I see no hope in trying to offer OS alternatives to tablet/phone etc. OSes. What the manufactures offers for their devices will be much superior for the average user, even for enthusiasts/hobbyists. That battle is already over for Linux/BSD/other unix like OSes.

The FOSS concept has worked on desktop and laptop computers so far because there have been a force that pulls together the development and that's compatibility with the PC platform and interoperability with Microsoft's operating systems. Also the lack of quality in the early offerings for everyday operating systems heavily contributed to the success of open source OSes.

Now on tablets and mobile phones that goes out of the window and there are no hardware compatibility requirements (except for peripheral devices, USB etc.), only software level compatibility demands that can be fullfilled with many wildly different hardware and software combinations.

Somehow I don't mourn this development at all.
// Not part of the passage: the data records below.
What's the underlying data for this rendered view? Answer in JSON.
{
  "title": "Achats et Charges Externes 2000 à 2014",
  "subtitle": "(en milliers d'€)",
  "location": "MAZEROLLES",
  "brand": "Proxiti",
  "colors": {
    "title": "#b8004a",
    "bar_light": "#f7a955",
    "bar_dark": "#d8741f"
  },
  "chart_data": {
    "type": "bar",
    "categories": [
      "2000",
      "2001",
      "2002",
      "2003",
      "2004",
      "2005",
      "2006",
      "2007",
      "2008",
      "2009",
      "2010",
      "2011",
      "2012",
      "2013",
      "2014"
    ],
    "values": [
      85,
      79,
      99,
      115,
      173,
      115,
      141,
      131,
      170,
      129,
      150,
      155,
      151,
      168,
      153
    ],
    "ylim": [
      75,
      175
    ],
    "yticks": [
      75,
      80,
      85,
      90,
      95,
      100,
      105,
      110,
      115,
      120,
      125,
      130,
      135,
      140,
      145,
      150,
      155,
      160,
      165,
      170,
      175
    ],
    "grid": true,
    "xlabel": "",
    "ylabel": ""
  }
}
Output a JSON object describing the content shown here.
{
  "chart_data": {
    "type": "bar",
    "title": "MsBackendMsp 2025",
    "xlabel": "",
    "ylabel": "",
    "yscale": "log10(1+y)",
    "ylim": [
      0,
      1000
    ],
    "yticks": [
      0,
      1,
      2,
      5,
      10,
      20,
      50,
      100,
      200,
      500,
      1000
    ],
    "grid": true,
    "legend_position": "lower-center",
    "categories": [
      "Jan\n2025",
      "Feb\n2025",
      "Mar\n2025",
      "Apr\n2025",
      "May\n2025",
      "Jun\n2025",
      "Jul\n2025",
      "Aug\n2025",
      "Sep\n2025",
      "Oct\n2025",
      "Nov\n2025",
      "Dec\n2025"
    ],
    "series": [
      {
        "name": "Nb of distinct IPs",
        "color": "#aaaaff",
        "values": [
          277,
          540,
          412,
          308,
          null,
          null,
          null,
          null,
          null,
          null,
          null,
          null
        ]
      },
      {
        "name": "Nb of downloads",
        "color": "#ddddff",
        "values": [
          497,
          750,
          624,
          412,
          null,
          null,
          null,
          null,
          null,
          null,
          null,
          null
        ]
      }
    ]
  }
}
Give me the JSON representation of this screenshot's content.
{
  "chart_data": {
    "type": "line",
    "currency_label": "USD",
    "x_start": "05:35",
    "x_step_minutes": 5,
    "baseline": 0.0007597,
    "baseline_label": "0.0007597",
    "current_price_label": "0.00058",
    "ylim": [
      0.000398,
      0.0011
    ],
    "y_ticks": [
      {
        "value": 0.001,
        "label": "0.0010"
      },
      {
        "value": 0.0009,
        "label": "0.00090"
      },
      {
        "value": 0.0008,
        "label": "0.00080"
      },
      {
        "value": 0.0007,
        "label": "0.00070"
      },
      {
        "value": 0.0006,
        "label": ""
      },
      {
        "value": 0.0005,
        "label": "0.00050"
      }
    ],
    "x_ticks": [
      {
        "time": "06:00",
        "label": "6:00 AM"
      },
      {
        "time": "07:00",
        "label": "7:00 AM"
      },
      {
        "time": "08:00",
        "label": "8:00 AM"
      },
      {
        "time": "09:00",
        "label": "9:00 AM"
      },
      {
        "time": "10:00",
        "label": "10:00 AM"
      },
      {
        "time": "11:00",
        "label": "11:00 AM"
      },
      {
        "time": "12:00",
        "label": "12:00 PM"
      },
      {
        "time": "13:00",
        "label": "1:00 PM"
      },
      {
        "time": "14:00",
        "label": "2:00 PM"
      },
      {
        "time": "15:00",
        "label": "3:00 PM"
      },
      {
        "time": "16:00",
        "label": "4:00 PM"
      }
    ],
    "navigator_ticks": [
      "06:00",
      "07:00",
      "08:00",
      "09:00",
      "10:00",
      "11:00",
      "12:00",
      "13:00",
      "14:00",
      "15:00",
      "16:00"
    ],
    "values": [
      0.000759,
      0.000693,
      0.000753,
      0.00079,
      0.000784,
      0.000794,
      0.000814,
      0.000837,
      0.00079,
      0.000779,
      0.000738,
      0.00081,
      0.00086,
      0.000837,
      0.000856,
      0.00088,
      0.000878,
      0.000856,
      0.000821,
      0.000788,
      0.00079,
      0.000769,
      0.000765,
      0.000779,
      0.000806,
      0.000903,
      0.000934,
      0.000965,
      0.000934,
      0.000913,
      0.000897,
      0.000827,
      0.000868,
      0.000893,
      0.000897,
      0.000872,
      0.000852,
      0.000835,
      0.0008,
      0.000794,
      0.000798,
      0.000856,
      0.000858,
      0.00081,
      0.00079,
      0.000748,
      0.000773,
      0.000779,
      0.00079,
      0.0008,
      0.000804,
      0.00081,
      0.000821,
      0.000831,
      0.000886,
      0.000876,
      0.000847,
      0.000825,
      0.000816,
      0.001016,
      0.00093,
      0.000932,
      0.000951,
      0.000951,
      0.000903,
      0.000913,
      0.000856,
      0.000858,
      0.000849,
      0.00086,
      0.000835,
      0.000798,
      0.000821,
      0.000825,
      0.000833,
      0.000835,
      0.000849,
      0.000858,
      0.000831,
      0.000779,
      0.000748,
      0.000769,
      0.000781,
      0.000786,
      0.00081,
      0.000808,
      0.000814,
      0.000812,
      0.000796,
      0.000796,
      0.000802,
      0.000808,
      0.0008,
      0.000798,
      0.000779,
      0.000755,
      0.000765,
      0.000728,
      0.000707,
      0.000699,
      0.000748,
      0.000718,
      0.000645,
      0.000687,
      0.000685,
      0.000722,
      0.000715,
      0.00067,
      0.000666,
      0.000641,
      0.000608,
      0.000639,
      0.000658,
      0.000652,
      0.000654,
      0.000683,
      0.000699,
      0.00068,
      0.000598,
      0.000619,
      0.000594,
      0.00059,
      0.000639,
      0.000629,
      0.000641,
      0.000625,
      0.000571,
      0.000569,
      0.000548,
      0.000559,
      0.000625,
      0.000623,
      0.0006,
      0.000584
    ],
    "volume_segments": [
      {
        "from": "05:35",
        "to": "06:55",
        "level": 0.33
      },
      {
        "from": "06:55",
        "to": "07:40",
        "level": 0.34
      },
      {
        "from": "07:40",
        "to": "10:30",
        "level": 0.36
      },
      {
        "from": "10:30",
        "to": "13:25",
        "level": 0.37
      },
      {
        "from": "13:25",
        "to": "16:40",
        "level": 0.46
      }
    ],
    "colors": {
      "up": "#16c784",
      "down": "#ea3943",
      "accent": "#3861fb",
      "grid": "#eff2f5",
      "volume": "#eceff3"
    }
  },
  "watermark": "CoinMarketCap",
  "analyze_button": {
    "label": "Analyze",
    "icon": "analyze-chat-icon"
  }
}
It's Darwinian evolution really.
 
The reason I switched to FreeBSD was for a couple of reasons. I came from Windoze (too much like, well, Windoze). Tried Apple products (too controlling). Tried Linux of many flavors (Arch, Debian, DSL, Ubuntu, etc) and found it too chaotic. So I went to BSD. FreeBSD (out of the BSD family) has the most documentation, and a very nicely organized ports tree. You have to have basic computer knowledge, and you can't be afraid to completely redo your hard drive if you drastically mess up (hey, that's learning!). And you have to have some spare time on your hands. I've been with FreeBSD for two years, and I love it.